Эти слова благодарности, несмотря на странное название, я посвящаю всем тем, кто помог мне преодолеть серьёзный, назовём его так, хаос последних полутора месяцев; всем тем, кто лечил меня физически и душевно (даже – психически); всем тем, кто, вне зависимости от точки зрения на происходившее, мне давал главный посыл: “Всё образуется”, а это: мои мама и папа, Илья и Юля Трифоновы, Ромка Устинов, Аня Ильичёва, Марклен Конурбаев, Светлана Переволочанская и Ася Усманова, Света Пичужкина, Андрей Скворцов и Роман Барменков, Дима Воробьёв и Пётр Чуприков, Дима Каталевский, Андрей Бурмистров, Вадим Мухаметзянов, Женя Солодянкин, Вахтанг Прохоров и Ира Сычёва, Мирослав Кокош и Эдита Фил.
—————————
Ибо я у себя, любимого, единственный.
Не приди это осознание – не ползти бы мне сейчас аэроэкспрессом в Домодедово.
Не смогла бы та раковская ольха внять моим мольбам, не смогла бы их передать выше по инстанции.
А мне казалось, что я уже не смогу оторваться от земли…
“Крыва-аню! Крыва-аню…” – пилит меня в наушках большая скальдовская секунда… и тут же лечит кровоток нежной квартой: “…вы-со-ки…”
Как я давно не летал…
Без боли, разочарований, неизбежных и неотвратимых разрывов невозможно выйти за ограниченные пределы себя. Невозможно перестроить то, что давно требует изменений. Невозможно проверить тех, кто столько лет молчал,- молвят ли слово доброе в тяжёлую секунду? Невозможно проверить тех, кто столько лет уверял, что ценит,- не отрекутся ли в момент надлома, не дрогнут ли, не оставят ли на последнем издыхании у обочины?
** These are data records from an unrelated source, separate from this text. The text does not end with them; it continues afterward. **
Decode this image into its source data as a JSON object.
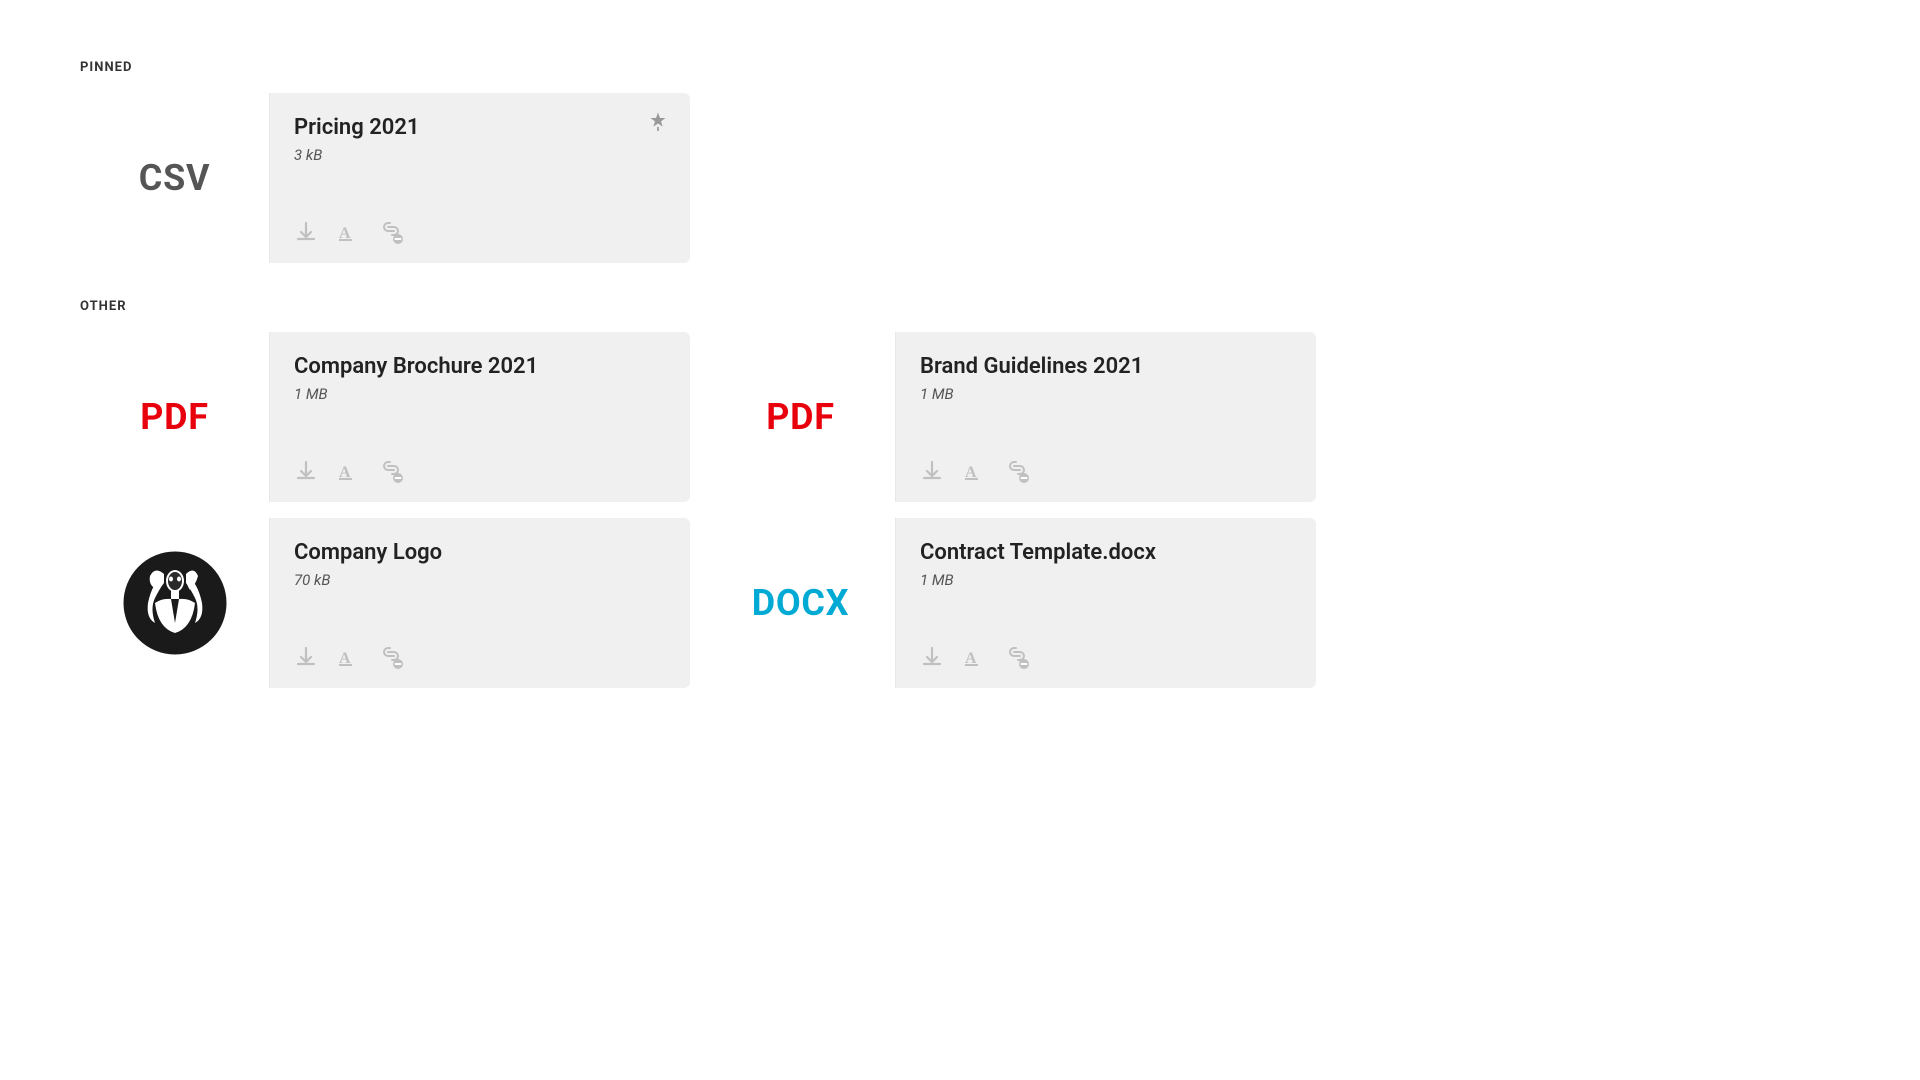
{
  "sections": {
    "pinned": {
      "label": "PINNED",
      "files": [
        {
          "id": "pricing-2021",
          "name": "Pricing 2021",
          "size": "3 kB",
          "type": "CSV",
          "typeClass": "file-type-csv",
          "pinned": true,
          "hasLogo": false
        }
      ]
    },
    "other": {
      "label": "OTHER",
      "files": [
        {
          "id": "company-brochure-2021",
          "name": "Company Brochure 2021",
          "size": "1 MB",
          "type": "PDF",
          "typeClass": "file-type-pdf",
          "pinned": false,
          "hasLogo": false
        },
        {
          "id": "brand-guidelines-2021",
          "name": "Brand Guidelines 2021",
          "size": "1 MB",
          "type": "PDF",
          "typeClass": "file-type-pdf",
          "pinned": false,
          "hasLogo": false
        },
        {
          "id": "company-logo",
          "name": "Company Logo",
          "size": "70 kB",
          "type": "IMG",
          "typeClass": "",
          "pinned": false,
          "hasLogo": true
        },
        {
          "id": "contract-template",
          "name": "Contract Template.docx",
          "size": "1 MB",
          "type": "DOCX",
          "typeClass": "file-type-docx",
          "pinned": false,
          "hasLogo": false
        }
      ]
    }
  },
  "actions": {
    "download": "download",
    "rename": "rename",
    "detach": "detach",
    "pin": "pin"
  }
}
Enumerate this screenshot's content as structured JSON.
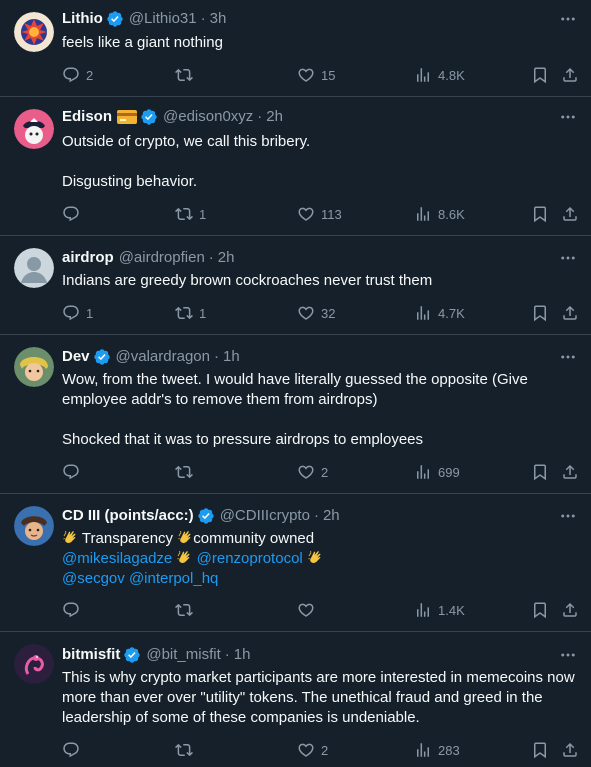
{
  "tweets": [
    {
      "name": "Lithio",
      "handle": "@Lithio31",
      "time": "3h",
      "lines": [
        "feels like a giant nothing"
      ],
      "replies": "2",
      "retweets": "",
      "likes": "15",
      "views": "4.8K"
    },
    {
      "name": "Edison",
      "handle": "@edison0xyz",
      "time": "2h",
      "line1": "Outside of crypto, we call this bribery.",
      "line2": "Disgusting behavior.",
      "replies": "",
      "retweets": "1",
      "likes": "113",
      "views": "8.6K"
    },
    {
      "name": "airdrop",
      "handle": "@airdropfien",
      "time": "2h",
      "line1": "Indians are greedy brown cockroaches never trust them",
      "replies": "1",
      "retweets": "1",
      "likes": "32",
      "views": "4.7K"
    },
    {
      "name": "Dev",
      "handle": "@valardragon",
      "time": "1h",
      "line1": "Wow, from the tweet. I would have literally guessed the opposite (Give",
      "line2": "employee addr's to remove them from airdrops)",
      "line3": "Shocked that it was to pressure airdrops to employees",
      "replies": "",
      "retweets": "",
      "likes": "2",
      "views": "699"
    },
    {
      "name": "CD III (points/acc:)",
      "handle": "@CDIIIcrypto",
      "time": "2h",
      "text1": "Transparency",
      "text2": "community owned",
      "mention1": "@mikesilagadze",
      "mention2": "@renzoprotocol",
      "mention3": "@secgov",
      "mention4": "@interpol_hq",
      "replies": "",
      "retweets": "",
      "likes": "",
      "views": "1.4K"
    },
    {
      "name": "bitmisfit",
      "handle": "@bit_misfit",
      "time": "1h",
      "line1": "This is why crypto market participants are more interested in memecoins now",
      "line2": "more than ever over \"utility\" tokens. The unethical fraud and greed in the",
      "line3": "leadership of some of these companies is undeniable.",
      "replies": "",
      "retweets": "",
      "likes": "2",
      "views": "283"
    }
  ],
  "separator": "·",
  "colors": {
    "background": "#15202b",
    "text": "#f7f9f9",
    "muted": "#8b98a5",
    "link": "#1d9bf0",
    "verified": "#1d9bf0",
    "divider": "#38444d"
  },
  "icons": [
    "reply-icon",
    "retweet-icon",
    "like-icon",
    "views-icon",
    "bookmark-icon",
    "share-icon",
    "more-icon",
    "verified-icon",
    "clap-emoji-icon",
    "card-icon"
  ]
}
Лицом к лицу лица не увидать… Вот уж воистину. Только когда от перенапряжения начинают лопаться жилы и вены, трещать все мыслимые черепа и косточки,- цена всему и всем проступает отчётливо. Как на лакмусовой бумажке.
Слово калечит – и слово же лечит.
-Чернореченский,- твердил мне ещё в конце 2010 Ромка Устинов,- тебе надо просто плюнуть на всё и смыться из страны. Желательно месяца на три.
-Но как же я могу…
-А вот так. Просто сказать себе – надо. Забей на всё. Отвлекись. Прочисти мозги.
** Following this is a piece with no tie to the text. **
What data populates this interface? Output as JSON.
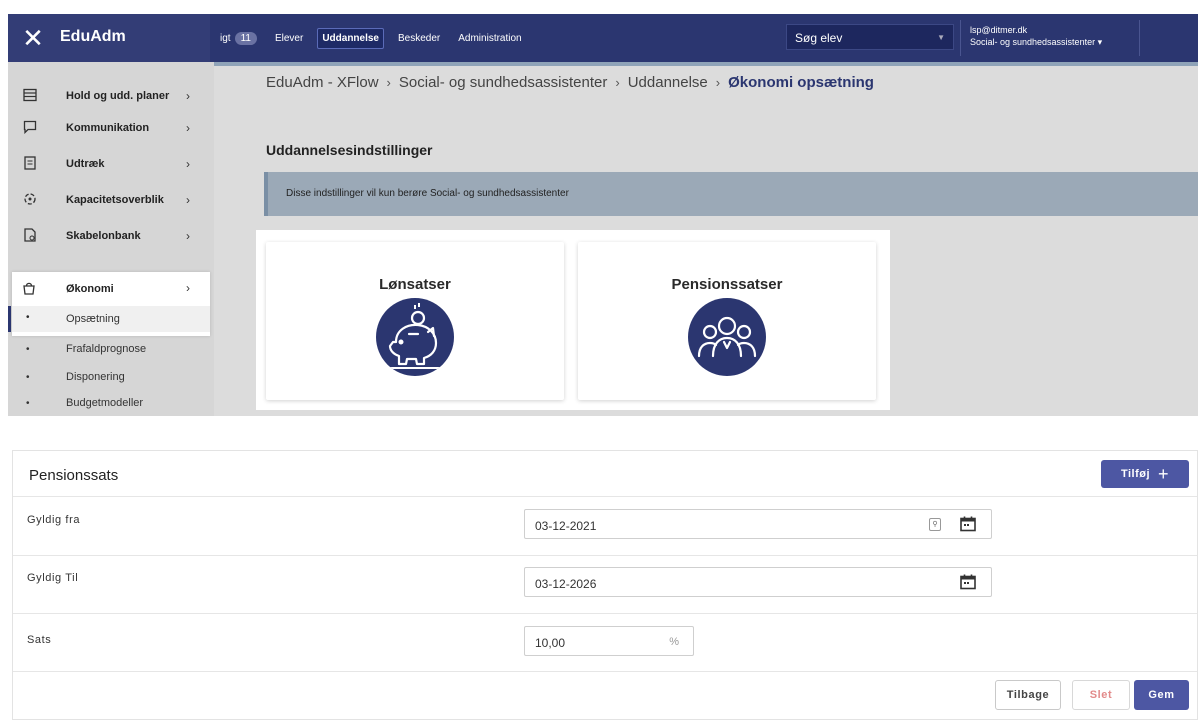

Я не раз замечал: в момент напряжения обостряется внимание к любой фразе – ты везде ищешь ответ на свои сомнения.
…Так и Дима Воробьёв – появился со своей невзначай вброшенной репликой совершенно неожиданно.
-Лёша, я в Москве. Хожу по вашим “смрадным дырам”.
Через час я сидел рядом с ним в подвале ОГИ в Потаповском, обсуждая его мечты об альтернативных путеводителях по Москве и Питеру, расспрашивая о новых проектах в ЦНСИ, о новостях:
-У нас директор ушёл. Воронков,– он глубоко затянулся и откинулся на стуле. – И мы просто в растерянности, что будет дальше с институтом, существовавшим с 1992… Вот и решили начать проводить курсы… Спасать нужно для начала самих себя. Остальные подтянутся…
Меня поразило и то, что точка кризиса – самый лучший миг, чтобы тихо и спокойно уйти с планеты. Лечь навзничь и скрестить лапки. Никто не заметит. Ты стоишь перед человечеством, как перед крепостью Арк с тысячелетними воспоминаниями. Её веками создавали люди, но она не нуждается в них, когда однажды уже закончено строительство. Она не спрашивает, умерли ли зодчие. Она не спрашивает, умерли ли те, кто смотрел на неё триста лет назад. Она не спрашивает, куда уйду я и вернусь ли. Ей всё равно.
-Ох. Лёша… – писала мне Ася.- Завидую я тебе белой завистью. Наверное, всё-таки это хорошо – куда-то ездить… Может, большая ошибка в том, чтобы привязываться к местам, людям и организациям…
Невзначай. И опять – афоризм в кассу…
Или часто вообще – слова словно из ниоткуда.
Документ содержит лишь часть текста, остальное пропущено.